Wells Fargo & Co. agreed to pay $1 billion to settle a shareholder lawsuit that accused it of making false statements about its compliance with federal consent decrees following a 2016 scandal involving the opening of unauthorized customer accounts.
The settlement is one of the top six largest securities class-action settlements of the past decade, according to lawyers for the investors, who filed a request Monday for a Manhattan judge to according to the agreement.
Investors sued the bank in 2020 claiming that its former chief executive officer, Tim Sloan, and other executives made misleading statements in testimony before Congress and to investors and the media.
Investors accused the executives of presenting a bright scenario about their interactions with regulators, including not disclosing that their initial reform plans had been rejected by the authorities.
The proceeds of the settlement will go to investors who bought Wells Fargo stock from February 2, 2018, to March 12, 2020.
Wells Fargo representatives did not immediately respond after regular business hours to a request for comment on the settlement, which was previously reported by the Wall Street Journal.
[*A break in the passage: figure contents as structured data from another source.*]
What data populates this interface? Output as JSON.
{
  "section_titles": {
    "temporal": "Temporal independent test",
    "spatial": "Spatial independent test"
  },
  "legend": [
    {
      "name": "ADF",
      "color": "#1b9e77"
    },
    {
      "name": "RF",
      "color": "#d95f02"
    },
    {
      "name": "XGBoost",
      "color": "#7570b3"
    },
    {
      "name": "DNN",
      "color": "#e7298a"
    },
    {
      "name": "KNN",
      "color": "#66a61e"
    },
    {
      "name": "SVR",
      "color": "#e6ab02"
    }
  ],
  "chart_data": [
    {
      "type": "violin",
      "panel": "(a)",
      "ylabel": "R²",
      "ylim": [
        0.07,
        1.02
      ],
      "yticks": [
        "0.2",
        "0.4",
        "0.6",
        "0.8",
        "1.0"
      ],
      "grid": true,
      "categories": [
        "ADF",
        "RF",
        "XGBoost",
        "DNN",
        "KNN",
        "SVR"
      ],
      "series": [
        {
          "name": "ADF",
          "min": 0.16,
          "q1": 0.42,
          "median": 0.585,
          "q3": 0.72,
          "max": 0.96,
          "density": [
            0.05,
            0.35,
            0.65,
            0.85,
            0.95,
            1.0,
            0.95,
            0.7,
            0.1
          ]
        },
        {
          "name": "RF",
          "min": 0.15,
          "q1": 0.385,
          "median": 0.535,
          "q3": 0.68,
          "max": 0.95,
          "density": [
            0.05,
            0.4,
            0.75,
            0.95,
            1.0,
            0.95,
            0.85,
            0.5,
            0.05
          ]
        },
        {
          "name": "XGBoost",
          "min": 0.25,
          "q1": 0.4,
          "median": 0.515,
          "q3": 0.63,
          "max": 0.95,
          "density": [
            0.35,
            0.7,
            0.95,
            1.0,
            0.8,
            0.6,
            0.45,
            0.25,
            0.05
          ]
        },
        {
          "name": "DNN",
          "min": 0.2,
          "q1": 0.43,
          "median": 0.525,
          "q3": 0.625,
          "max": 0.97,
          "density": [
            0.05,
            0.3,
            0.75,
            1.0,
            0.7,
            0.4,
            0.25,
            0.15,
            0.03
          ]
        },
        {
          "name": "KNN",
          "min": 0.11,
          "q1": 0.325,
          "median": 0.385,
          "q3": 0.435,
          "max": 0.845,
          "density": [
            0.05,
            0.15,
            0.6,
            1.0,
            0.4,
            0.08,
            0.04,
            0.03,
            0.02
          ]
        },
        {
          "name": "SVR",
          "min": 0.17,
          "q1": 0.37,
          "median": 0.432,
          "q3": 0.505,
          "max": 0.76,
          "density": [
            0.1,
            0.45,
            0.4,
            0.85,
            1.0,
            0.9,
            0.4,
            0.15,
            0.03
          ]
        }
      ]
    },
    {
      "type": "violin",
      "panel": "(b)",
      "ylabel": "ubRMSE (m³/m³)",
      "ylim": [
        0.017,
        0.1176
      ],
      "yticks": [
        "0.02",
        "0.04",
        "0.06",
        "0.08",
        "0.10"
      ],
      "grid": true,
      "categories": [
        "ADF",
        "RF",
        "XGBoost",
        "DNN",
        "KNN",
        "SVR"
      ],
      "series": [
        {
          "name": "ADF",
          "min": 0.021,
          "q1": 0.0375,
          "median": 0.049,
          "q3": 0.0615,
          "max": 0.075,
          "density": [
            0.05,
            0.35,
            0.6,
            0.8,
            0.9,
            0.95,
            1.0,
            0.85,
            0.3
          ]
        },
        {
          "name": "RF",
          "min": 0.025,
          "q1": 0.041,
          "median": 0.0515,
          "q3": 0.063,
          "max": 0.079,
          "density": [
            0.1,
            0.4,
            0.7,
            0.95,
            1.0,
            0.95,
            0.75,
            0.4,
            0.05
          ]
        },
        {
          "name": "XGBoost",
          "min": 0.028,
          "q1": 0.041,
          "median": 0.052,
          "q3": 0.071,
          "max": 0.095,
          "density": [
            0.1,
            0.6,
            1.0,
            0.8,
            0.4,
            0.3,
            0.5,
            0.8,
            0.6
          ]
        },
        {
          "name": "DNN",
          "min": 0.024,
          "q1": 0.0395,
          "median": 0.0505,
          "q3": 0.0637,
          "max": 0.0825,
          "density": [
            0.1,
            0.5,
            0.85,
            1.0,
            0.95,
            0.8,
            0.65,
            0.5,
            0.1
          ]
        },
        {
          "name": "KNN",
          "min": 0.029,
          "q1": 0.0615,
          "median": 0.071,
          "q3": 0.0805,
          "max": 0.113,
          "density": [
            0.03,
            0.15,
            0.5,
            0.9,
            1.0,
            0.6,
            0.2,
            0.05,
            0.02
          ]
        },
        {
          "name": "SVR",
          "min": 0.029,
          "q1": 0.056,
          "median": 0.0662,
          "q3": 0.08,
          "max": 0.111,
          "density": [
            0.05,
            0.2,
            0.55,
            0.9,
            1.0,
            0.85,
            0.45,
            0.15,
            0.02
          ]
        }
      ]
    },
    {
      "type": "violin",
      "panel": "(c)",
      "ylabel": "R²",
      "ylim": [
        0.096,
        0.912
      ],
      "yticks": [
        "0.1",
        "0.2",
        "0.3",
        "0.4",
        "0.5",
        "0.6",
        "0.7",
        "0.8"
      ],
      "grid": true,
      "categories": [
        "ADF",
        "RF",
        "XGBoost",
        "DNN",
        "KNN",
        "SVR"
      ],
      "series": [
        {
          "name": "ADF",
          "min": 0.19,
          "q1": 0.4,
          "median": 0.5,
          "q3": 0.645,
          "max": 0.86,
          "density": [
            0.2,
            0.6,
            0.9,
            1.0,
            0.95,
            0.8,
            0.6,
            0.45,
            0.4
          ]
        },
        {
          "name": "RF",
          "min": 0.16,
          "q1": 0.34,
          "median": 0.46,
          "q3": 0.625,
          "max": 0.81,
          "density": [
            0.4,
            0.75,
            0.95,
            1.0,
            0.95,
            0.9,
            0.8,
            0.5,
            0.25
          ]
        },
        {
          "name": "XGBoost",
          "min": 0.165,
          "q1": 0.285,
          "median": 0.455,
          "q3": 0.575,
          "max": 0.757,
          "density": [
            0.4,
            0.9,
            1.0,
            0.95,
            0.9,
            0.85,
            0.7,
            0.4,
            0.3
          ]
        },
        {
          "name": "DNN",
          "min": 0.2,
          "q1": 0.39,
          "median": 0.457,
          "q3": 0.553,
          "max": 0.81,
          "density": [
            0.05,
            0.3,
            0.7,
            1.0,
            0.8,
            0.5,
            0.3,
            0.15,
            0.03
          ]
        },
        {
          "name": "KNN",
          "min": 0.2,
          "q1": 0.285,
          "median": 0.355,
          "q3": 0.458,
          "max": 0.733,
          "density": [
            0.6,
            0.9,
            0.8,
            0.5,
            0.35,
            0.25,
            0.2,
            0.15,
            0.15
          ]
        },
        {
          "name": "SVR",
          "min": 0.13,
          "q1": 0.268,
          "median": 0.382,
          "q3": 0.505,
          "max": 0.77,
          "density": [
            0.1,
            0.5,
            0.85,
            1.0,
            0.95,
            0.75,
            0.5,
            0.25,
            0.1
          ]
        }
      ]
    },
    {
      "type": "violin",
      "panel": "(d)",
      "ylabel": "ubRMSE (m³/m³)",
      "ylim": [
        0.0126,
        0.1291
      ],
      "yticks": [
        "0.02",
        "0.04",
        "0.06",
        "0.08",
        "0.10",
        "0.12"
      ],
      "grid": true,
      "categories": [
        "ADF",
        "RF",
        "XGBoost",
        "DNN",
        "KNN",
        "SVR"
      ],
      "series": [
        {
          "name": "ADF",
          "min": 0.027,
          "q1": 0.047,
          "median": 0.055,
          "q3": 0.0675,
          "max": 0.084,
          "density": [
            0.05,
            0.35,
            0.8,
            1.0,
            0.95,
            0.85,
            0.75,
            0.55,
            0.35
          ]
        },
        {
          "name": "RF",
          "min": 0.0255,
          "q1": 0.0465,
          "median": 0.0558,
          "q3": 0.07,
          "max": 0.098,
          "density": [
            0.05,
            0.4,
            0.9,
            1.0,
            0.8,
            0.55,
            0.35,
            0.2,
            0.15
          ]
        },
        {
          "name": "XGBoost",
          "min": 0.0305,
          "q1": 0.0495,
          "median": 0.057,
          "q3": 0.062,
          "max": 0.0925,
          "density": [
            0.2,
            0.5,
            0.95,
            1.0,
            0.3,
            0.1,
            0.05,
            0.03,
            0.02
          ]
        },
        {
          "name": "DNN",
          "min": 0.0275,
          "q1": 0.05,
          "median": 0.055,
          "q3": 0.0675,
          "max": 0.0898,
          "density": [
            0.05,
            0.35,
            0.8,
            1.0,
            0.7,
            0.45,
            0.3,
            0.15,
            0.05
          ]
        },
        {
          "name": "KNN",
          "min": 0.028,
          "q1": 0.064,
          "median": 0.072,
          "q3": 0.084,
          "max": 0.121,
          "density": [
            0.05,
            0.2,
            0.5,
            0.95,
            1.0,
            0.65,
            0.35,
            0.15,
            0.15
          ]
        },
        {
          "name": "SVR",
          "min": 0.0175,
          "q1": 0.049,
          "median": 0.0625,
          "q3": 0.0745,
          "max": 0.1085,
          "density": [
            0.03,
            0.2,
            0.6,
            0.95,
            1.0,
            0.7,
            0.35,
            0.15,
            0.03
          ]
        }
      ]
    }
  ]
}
The agreement follows a previous settlement four years ago over the fake bank account scandal among executives and directors worth $320 million and a 2018 shareholder accord that cost the company $480 million. In 2020, Wells Fargo agreed to pay $3 billion to settle US investigations into more than a decade of widespread consumer abuse under a deal that allowed the bank to avoid criminal charges .
While sales abuses have been repeatedly described in previous reviews, the 2020 settlement provides more details on the high-pressure environment that led legions of low-level employees to violate the law – often costs them their jobs when they are caught by the internal company. controls. Many inside the bank referred to the abusive marketing practices as “gaming,” according to prosecutors at the time.